The team tested the algorithm against 180 patches of an artist’s painting, matching the samples back to a painter at about 95% accuracy.
According to coauthor Michael Hinczewski, the Warren E. Rupp Associate Professor of Physics at CWRU, the ability to work with such small training sets is promising for later art historical applications with limited training datasets.
Figure 1: Overview of the data acquisition workflow and an ensemble of convolutional neural networks used to assign artist attribution probabilities to each patch. Credit: Ji, F., McMaster, M.S., Schwab, S. et al./Herit Sci
“Most of the other studies using AI for art attribution are focused on photos of entire paintings,” said Hinczewski. “We broke the painting down into virtual patches ranging from one-half millimeter to a few centimeters square. So we no longer even have information about the subject matter—but we can accurately predict who painted it from an individual patch. That’s amazing.”
Based on their findings the researchers view surface topography as an additional tool for attribution and forgery detection using an unbiased and quantitative analysis.

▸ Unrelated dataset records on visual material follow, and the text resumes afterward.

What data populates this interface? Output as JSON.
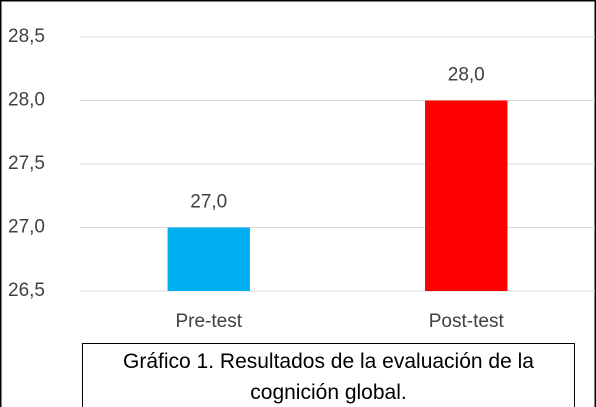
{
  "chart_data": {
    "type": "bar",
    "title": "Gráfico 1. Resultados de la evaluación de la cognición global.",
    "categories": [
      "Pre-test",
      "Post-test"
    ],
    "values": [
      27.0,
      28.0
    ],
    "value_labels": [
      "27,0",
      "28,0"
    ],
    "colors": [
      "#00b0f0",
      "#ff0000"
    ],
    "ylim": [
      26.5,
      28.5
    ],
    "yticks": [
      {
        "value": 26.5,
        "label": "26,5"
      },
      {
        "value": 27.0,
        "label": "27,0"
      },
      {
        "value": 27.5,
        "label": "27,5"
      },
      {
        "value": 28.0,
        "label": "28,0"
      },
      {
        "value": 28.5,
        "label": "28,5"
      }
    ],
    "grid": true
  }
}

In a collaboration with art conservation company Factum Arte based in Madrid, the team is working on artist workshop attribution and conservation studies on several works of the Spanish Renaissance painter El Greco.
The data and code associated with the research are available through GitHub. The work is a joint effort between researchers from the CWRU Department of Art History and Art, Cleveland Institute of Art, and the Cleveland Museum of Art.